WGS was performed for two serotypes of S. Mbandaka (stream = 1, clinical = 5) and S. Livingstone (stream = 1, clinical = 2), showing 100% similarity between stream and clinical strains by PFGE (Table 4). S. Infantis was excluded because the regions separating the streams and hospitals were different. We found >4,600,000 bp of genomic sequences, 7–13 different contigs, and 4300 genetic sequences encoding proteins. All S. Mbandaka strains showed 100% homology to each other in the dDDH analysis, except for one (99.8%). In terms of G + C content, all serotype S. Mbandaka strains were 100% consistent, excluding one strain that showed a difference of 0.16% from the other strains. For the three strains identified as S. Livingstone, the dDDH values showed 100% homology.

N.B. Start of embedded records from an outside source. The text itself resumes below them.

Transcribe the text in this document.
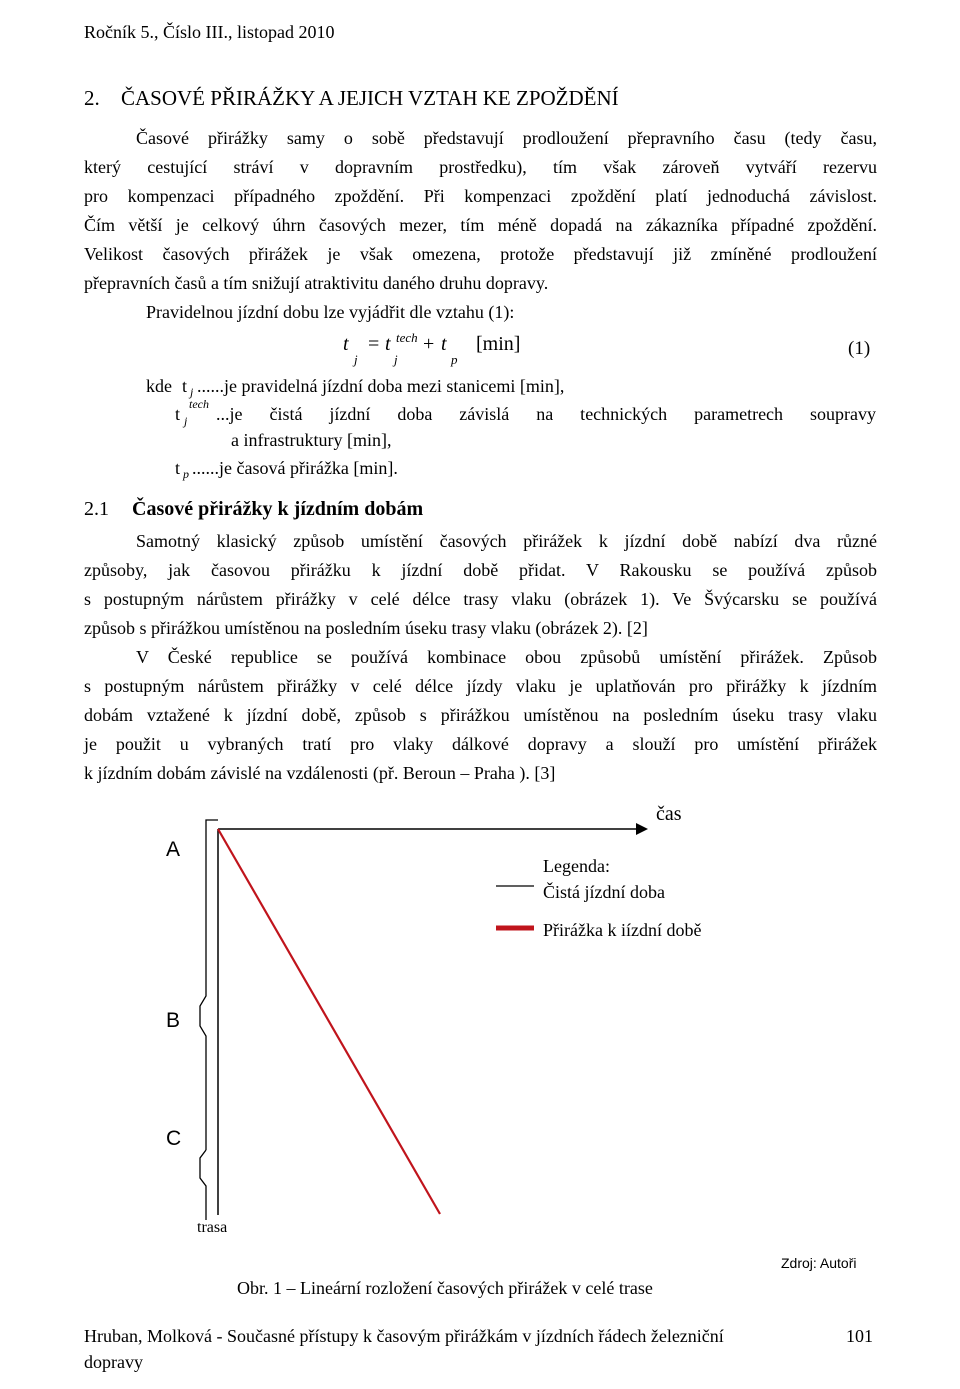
Ročník 5., Číslo III., listopad 2010
2. ČASOVÉ PŘIRÁŽKY A JEJICH VZTAH KE ZPOŽDĚNÍ
Časové přirážky samy o sobě představují prodloužení přepravního času (tedy času,
který cestující stráví v dopravním prostředku), tím však zároveň vytváří rezervu
pro kompenzaci případného zpoždění. Při kompenzaci zpoždění platí jednoduchá závislost.
Čím větší je celkový úhrn časových mezer, tím méně dopadá na zákazníka případné zpoždění.
Velikost časových přirážek je však omezena, protože představují již zmíněné prodloužení
přepravních časů a tím snižují atraktivitu daného druhu dopravy.
Pravidelnou jízdní dobu lze vyjádřit dle vztahu (1):
t
j
= t tech
j
+ t
p
[min]	(1)
kde t j ......je pravidelná jízdní doba mezi stanicemi [min],
t tech
j ...je čistá jízdní doba závislá na technických parametrech soupravy
a infrastruktury [min],
t p ......je časová přirážka [min].
2.1 Časové přirážky k jízdním dobám
Samotný klasický způsob umístění časových přirážek k jízdní době nabízí dva různé
způsoby, jak časovou přirážku k jízdní době přidat. V Rakousku se používá způsob
s postupným nárůstem přirážky v celé délce trasy vlaku (obrázek 1). Ve Švýcarsku se používá
způsob s přirážkou umístěnou na posledním úseku trasy vlaku (obrázek 2). [2]
V České republice se používá kombinace obou způsobů umístění přirážek. Způsob
s postupným nárůstem přirážky v celé délce jízdy vlaku je uplatňován pro přirážky k jízdním
dobám vztažené k jízdní době, způsob s přirážkou umístěnou na posledním úseku trasy vlaku
je použit u vybraných tratí pro vlaky dálkové dopravy a slouží pro umístění přirážek
k jízdním dobám závislé na vzdálenosti (př. Beroun – Praha ). [3]
čas
A
B
C
trasa
Legenda:
Čistá jízdní doba
Přirážka k iízdní době
Zdroj: Autoři
Obr. 1 – Lineární rozložení časových přirážek v celé trase
Hruban, Molková - Současné přístupy k časovým přirážkám v jízdních řádech železniční
dopravy
101
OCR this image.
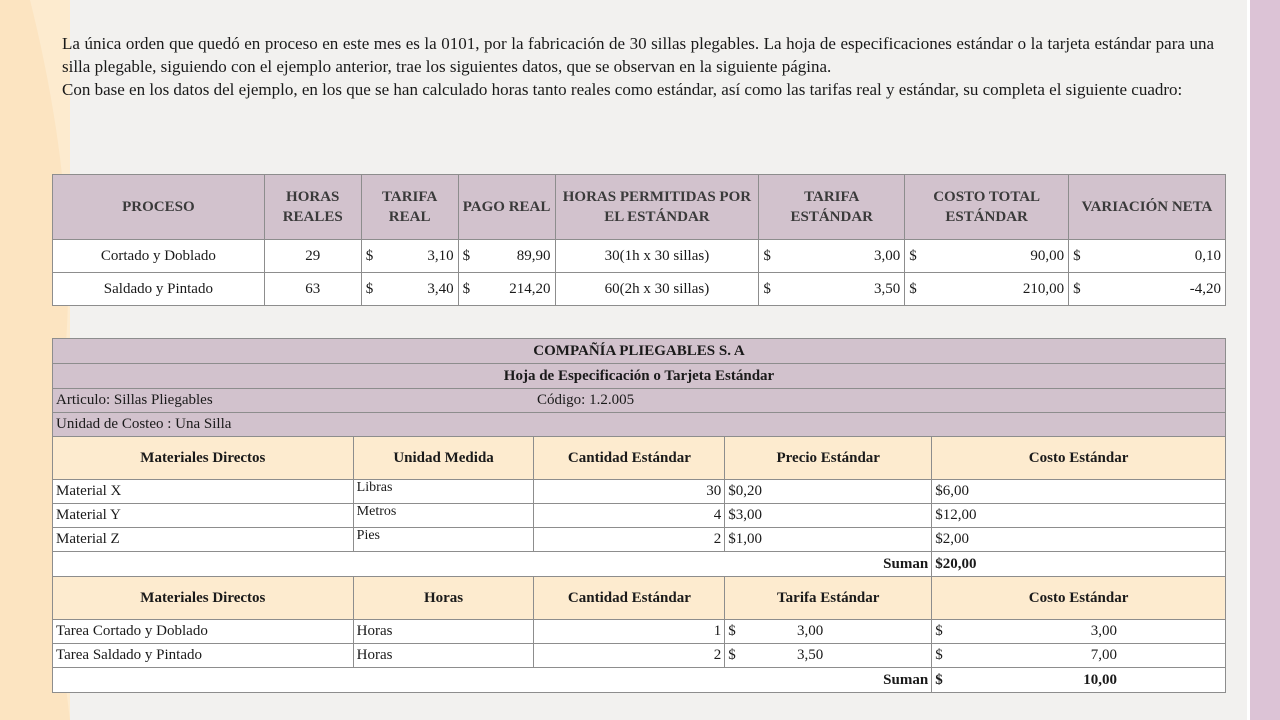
La única orden que quedó en proceso en este mes es la 0101, por la fabricación de 30 sillas plegables. La hoja de especificaciones estándar o la tarjeta estándar para una silla plegable, siguiendo con el ejemplo anterior, trae los siguientes datos, que se observan en la siguiente página.

Con base en los datos del ejemplo, en los que se han calculado horas tanto reales como estándar, así como las tarifas real y estándar, su completa el siguiente cuadro:

PROCESO	HORAS REALES	TARIFA REAL	PAGO REAL	HORAS PERMITIDAS POR EL ESTÁNDAR	TARIFA ESTÁNDAR	COSTO TOTAL ESTÁNDAR	VARIACIÓN NETA
Cortado y Doblado	29	$ 3,10	$ 89,90	30(1h x 30 sillas)	$ 3,00	$ 90,00	$ 0,10
Saldado y Pintado	63	$ 3,40	$ 214,20	60(2h x 30 sillas)	$ 3,50	$ 210,00	$ -4,20
COMPAÑÍA PLIEGABLES S. A				
Hoja de Especificación o Tarjeta Estándar				
Articulo: Sillas Pliegables		Código: 1.2.005		
Unidad de Costeo : Una Silla				
Materiales Directos	Unidad Medida	Cantidad Estándar	Precio Estándar	Costo Estándar
Material X	Libras	30	$0,20	$6,00
Material Y	Metros	4	$3,00	$12,00
Material Z	Pies	2	$1,00	$2,00
Suman				$20,00
Materiales Directos	Horas	Cantidad Estándar	Tarifa Estándar	Costo Estándar
Tarea Cortado y Doblado	Horas	1	$ 3,00	$ 3,00
Tarea Saldado y Pintado	Horas	2	$ 3,50	$ 7,00
Suman				$ 10,00
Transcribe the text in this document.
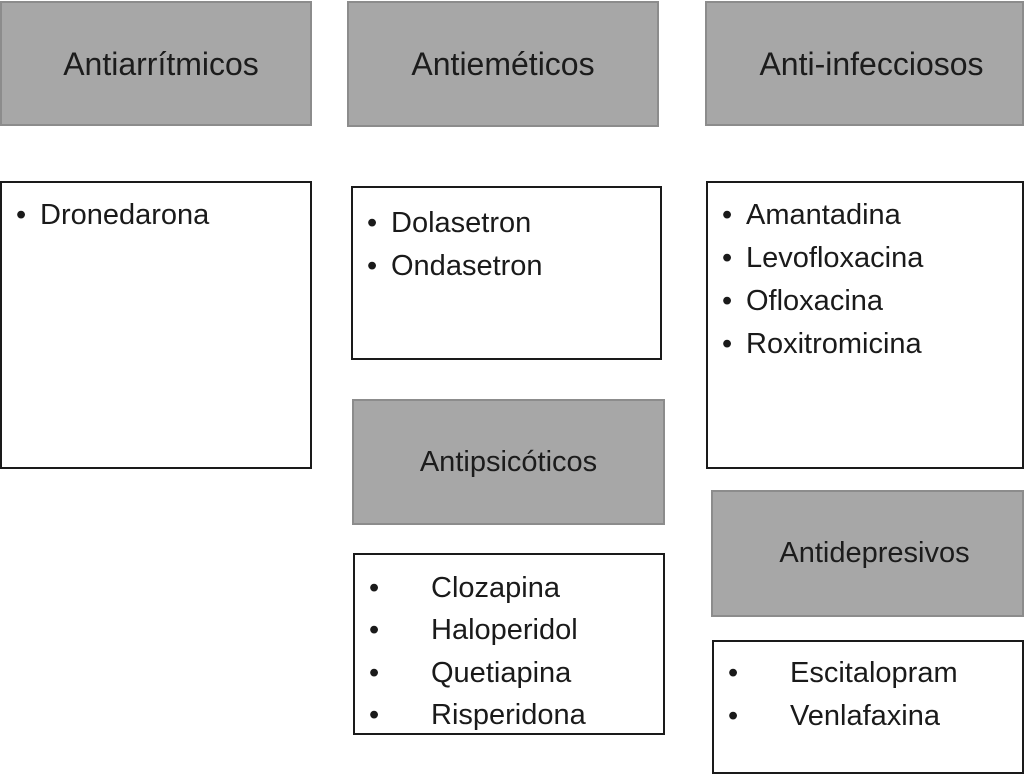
Antiarrítmicos
• Dronedarona
Antieméticos
• Dolasetron
• Ondasetron
Anti-infecciosos
• Amantadina
• Levofloxacina
• Ofloxacina
• Roxitromicina
Antipsicóticos
•	Clozapina
•	Haloperidol
•	Quetiapina
•	Risperidona
Antidepresivos
•	Escitalopram
•	Venlafaxina
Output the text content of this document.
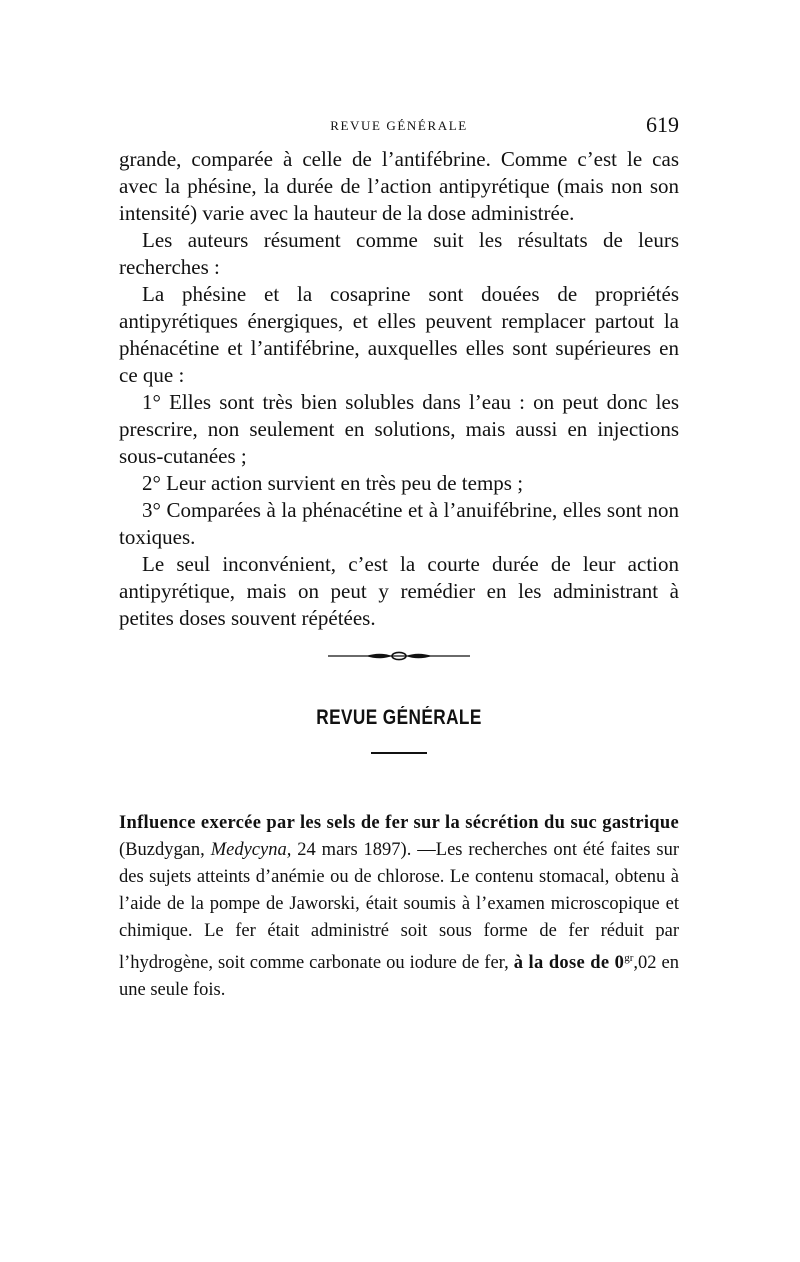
REVUE GÉNÉRALE	619

grande, comparée à celle de l’antifébrine. Comme c’est le cas avec la phésine, la durée de l’action antipyrétique (mais non son intensité) varie avec la hauteur de la dose administrée.

Les auteurs résument comme suit les résultats de leurs recherches :

La phésine et la cosaprine sont douées de propriétés antipyrétiques énergiques, et elles peuvent remplacer partout la phénacétine et l’antifébrine, auxquelles elles sont supérieures en ce que :

1° Elles sont très bien solubles dans l’eau : on peut donc les prescrire, non seulement en solutions, mais aussi en injections sous-cutanées ;

2° Leur action survient en très peu de temps ;

3° Comparées à la phénacétine et à l’anuifébrine, elles sont non toxiques.

Le seul inconvénient, c’est la courte durée de leur action antipyrétique, mais on peut y remédier en les administrant à petites doses souvent répétées.

REVUE GÉNÉRALE

Influence exercée par les sels de fer sur la sécrétion du suc gastrique (Buzdygan, Medycyna, 24 mars 1897). —Les recherches ont été faites sur des sujets atteints d’anémie ou de chlorose. Le contenu stomacal, obtenu à l’aide de la pompe de Jaworski, était soumis à l’examen microscopique et chimique. Le fer était administré soit sous forme de fer réduit par l’hydrogène, soit comme carbonate ou iodure de fer, à la dose de $0^{gr},02$ en une seule fois.
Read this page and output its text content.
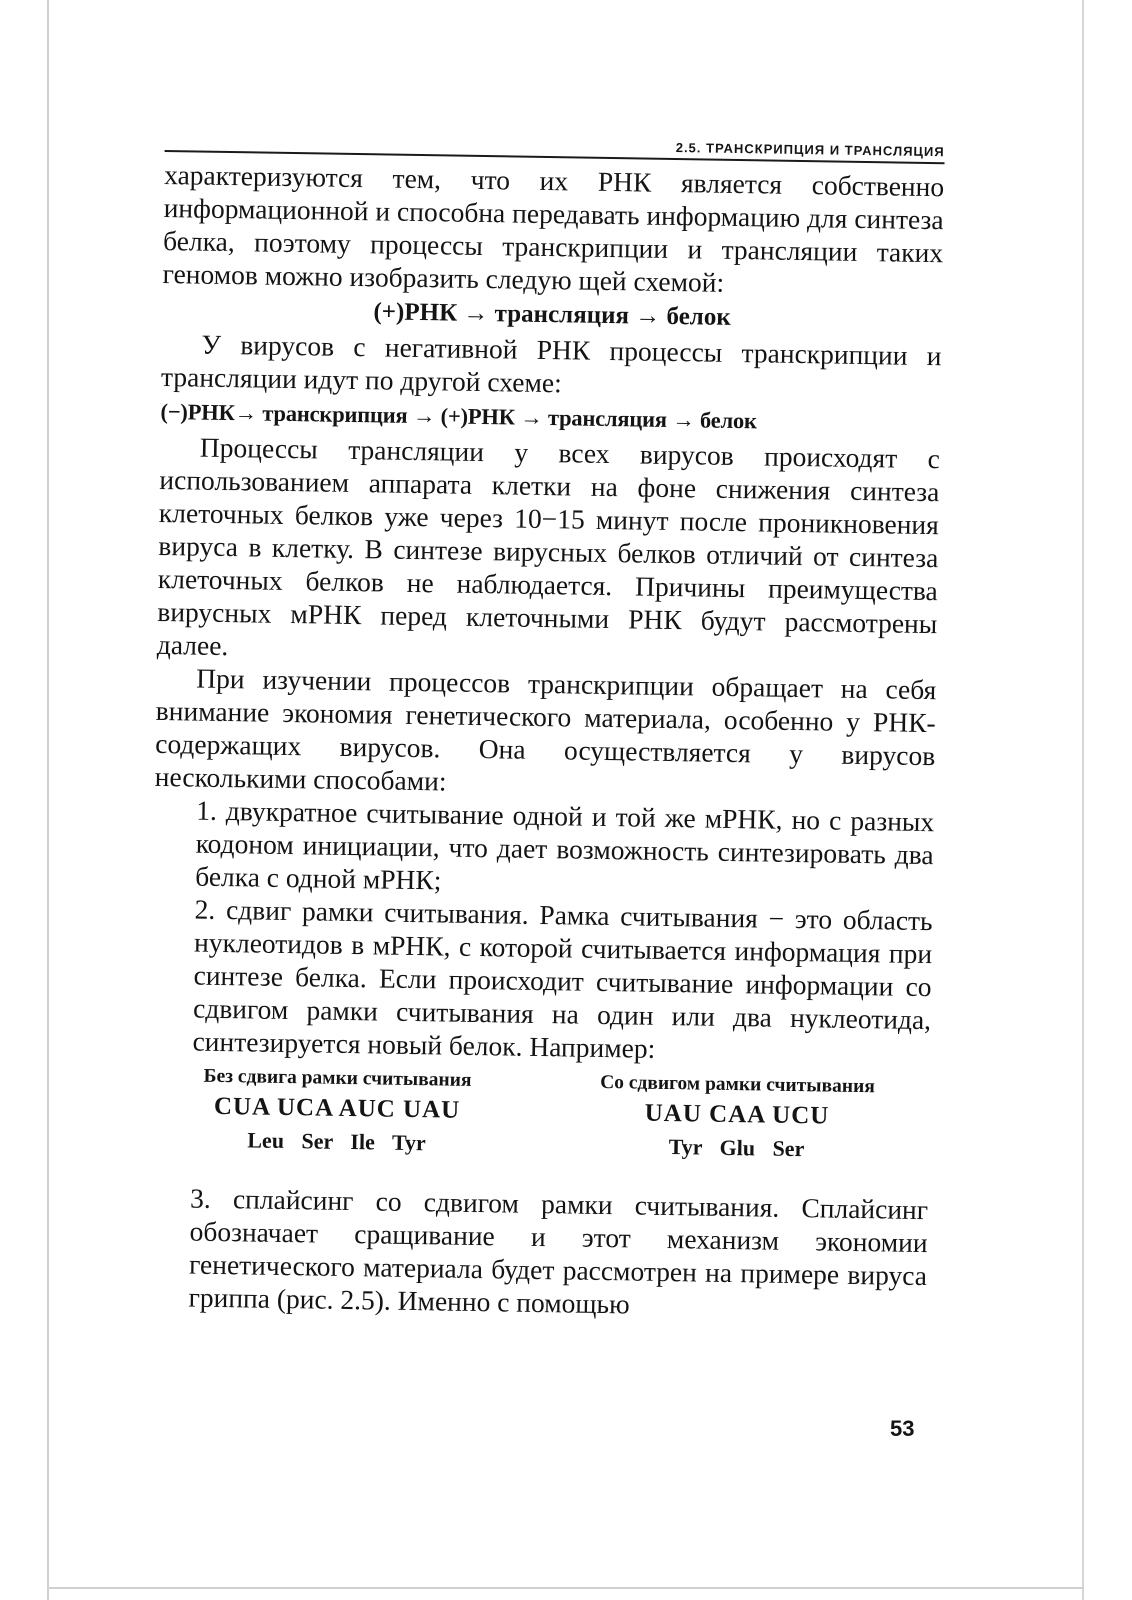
2.5. ТРАНСКРИПЦИЯ И ТРАНСЛЯЦИЯ

характеризуются тем, что их РНК является собственно информационной и способна передавать информацию для синтеза белка, поэтому процессы транскрипции и трансляции таких геномов можно изобразить следую щей схемой:

(+)РНК → трансляция → белок

У вирусов с негативной РНК процессы транскрипции и трансляции идут по другой схеме:

(−)РНК→ транскрипция → (+)РНК → трансляция → белок

Процессы трансляции у всех вирусов происходят с использованием аппарата клетки на фоне снижения синтеза клеточных белков уже через 10−15 минут после проникновения вируса в клетку. В синтезе вирусных белков отличий от синтеза клеточных белков не наблюдается. Причины преимущества вирусных мРНК перед клеточными РНК будут рассмотрены далее.

При изучении процессов транскрипции обращает на себя внимание экономия генетического материала, особенно у РНК-содержащих вирусов. Она осуществляется у вирусов несколькими способами:

1. двукратное считывание одной и той же мРНК, но с разных кодоном инициации, что дает возможность синтезировать два белка с одной мРНК;

2. сдвиг рамки считывания. Рамка считывания − это область нуклеотидов в мРНК, с которой считывается информация при синтезе белка. Если происходит считывание информации со сдвигом рамки считывания на один или два нуклеотида, синтезируется новый белок. Например:

Без сдвига рамки считывания
CUA UCA AUC UAU
Leu Ser Ile Tyr
Со сдвигом рамки считывания
UAU CAA UCU
Tyr Glu Ser

3. сплайсинг со сдвигом рамки считывания. Сплайсинг обозначает сращивание и этот механизм экономии генетического материала будет рассмотрен на примере вируса гриппа (рис. 2.5). Именно с помощью

53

The MLST type of all six S. Mbandaka strains, including the stream and clinical strains, was ST413. The cgMLST type confirmed that all strains matched ST110743, except for one clinical strain (ST123743). For S. Livingstone, the MSLT and cgMLST types of isolates from stream were the same, identified as ST543 and ST73367, respectively, and identical to clinical isolates.

4. Discussion

The transmission of Salmonella to humans is associated with various environmental systems, including animals, food, and water [15]. The aquatic environment, which is a vital resource for human and animal survival, is an important route of contamination [8]. Water sources contaminated by foodborne pathogens lead to intestinal infection through fresh produce, such as fruits and vegetables. Several studies have reported the presence of Salmonella in diverse aquatic environments. Baudart et al. isolated >40 Salmonella serotypes from various natural aquatic systems in France [16]. Similarly, Callahan et al. [8] detected S. enterica in river waters of the Maryland Eastern Shore, USA, and Jimenez et al. [17] observed a high persistence of Salmonella within rivers of the Culiacan Valley, Mexico. The 2005 multistate outbreaks of Salmonella suggest the potential for persistent contamination of tomato fields, with the same S. Newport stain found in pond water used for irrigation [18]. These findings highlight the role of the aquatic environment in pathogen transmission and the importance of identifying these relationships to effectively control disease outbreaks.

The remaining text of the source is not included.